In a B2B organization, you can have separate teams focused on silo tasks, or a rock-solid, integrated marketing team that pulls together all their strengths into a cohesive, focused effort.

Which approach do you think improves cooperation, the ability to anticipate and meet customer needs, and results?

eCommerce continues to grow and lead the sales cycle, and the buyer’s journey has many stages that need to be woven into a cohesive arc that makes sense for the customer. Continuing with a silo-based approach to marketing doesn’t honor what the customer wants, and it also fails to utilize the strengths of your team members.

It’s time to find a way to strengthen work processes by building a stronger, more cohesive integrated marketing team.

Tips for Building an Integrated Marketing Team and Improving Office Camaraderie

As you begin your marketing planning for 2016, decide what kind of marketing team you want to have, and how it will help your bottom line.
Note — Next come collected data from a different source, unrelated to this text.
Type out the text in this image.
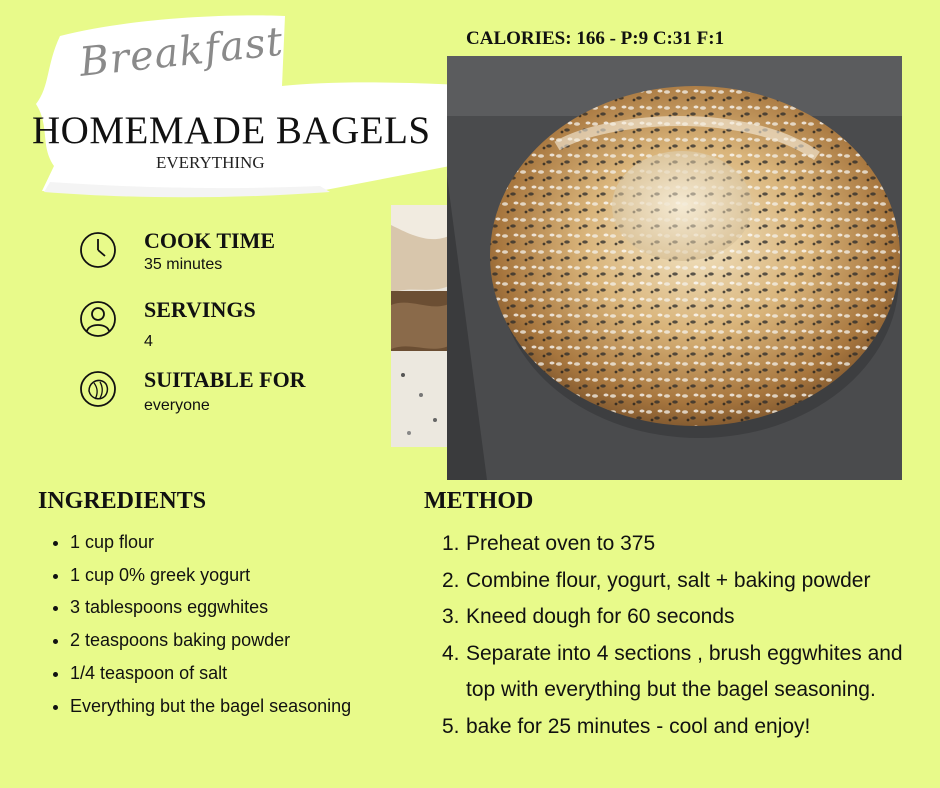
Breakfast
HOMEMADE BAGELS
EVERYTHING
CALORIES: 166 - P:9 C:31 F:1
COOK TIME
35 minutes
SERVINGS
4
SUITABLE FOR
everyone
INGREDIENTS
• 1 cup flour
• 1 cup 0% greek yogurt
• 3 tablespoons eggwhites
• 2 teaspoons baking powder
• 1/4 teaspoon of salt
• Everything but the bagel seasoning
METHOD
1. Preheat oven to 375
2. Combine flour, yogurt, salt + baking powder
3. Kneed dough for 60 seconds
4. Separate into 4 sections , brush eggwhites and top with everything but the bagel seasoning.
5. bake for 25 minutes - cool and enjoy!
Also think about ways to streamline operations and goals to build team cohesiveness naturally and encourage cooperation and connection, rather than making every single action about hitting sales goals.

Here are a few simple ways to turn a bunch of people coexisting in an office into an integrated marketing team that not only meets and beats expectations, but supports the human side of true cooperation.

Get a clear understanding of how sales and marketing can work together as a team in the big picture, then drill down. Shaping a successful integrated marketing team starts with understanding how blended efforts will benefit everyone and the bottom line. Look at strategic and tactical elements of individual workloads on a chart or a whiteboard, and see how they can overlap or serve each other more efficiently as a shared process. When the loop of work is clear, new strategies and relationship-building opportunities emerge naturally.

Set quotas for sales and marketing teams in order to establish an even playing field and equal accountability. No need to compete with each other when everyone has quotas to be met. It’s a simple way to build camaraderie and shared accountability.

Create opportunities for an integrated marketing team to build itself. There’s nothing more annoying to employees than being told they have to play nice with others. However, when you give them an easy way to connect on their own terms, relationships build in organic and unexpected ways. Provide an opportunity for teams to meet once a month, at the very least, for social reasons, or offer a weekly lunch paid for by the company and hosted in the office. Regular opportunities to get together provide a simple way for people to form relationships and opinions beyond the work itself, making it easier for them to trust one another and cooperate in the day to day.

Establish a clear flow of information between content developers, social media, marketing, and sales. Build a strategy that makes sense for how customers move through the buyer’s journey, get clear on content flows and information handoffs within the team, and create a content repository to allow access to all materials quickly and easily.

Choose a team hashtag or key phrase that aligns focus across teams and builds commitment to a shared goal. An integrated marketing team has different responsibilities based on tasks and title, but they can absolutely share sales and performance goals. Host a monthly or quarterly team-building exercise to choose a word or phrase that focuses on a goal they can work toward both personally and as a team. Striving to create something as a team, and generating internal marketing around it via a hashtag or a key phrase, goes a long way in bringing people together to create.

Enable people within the team to shadow each other and learn about what’s required in each role on the integrated marketing team. There’s no better way to encourage understanding and empathy than stepping into someone else’s shoes. Provide opportunities and time for team members to connect with and shadow each other to learn more about how information moves from one step to the next in the buyer’s journey. This encourages a more integrated knowledge base between employees, and provides a better way to fill in the gaps when someone is out for they day.

True sales and marketing alignment starts with human connection. The more effectively you can operate as a rock-solid integrated marketing team, the easier it will be to find innovative ways to make work fun and improve the shopping experience for customers.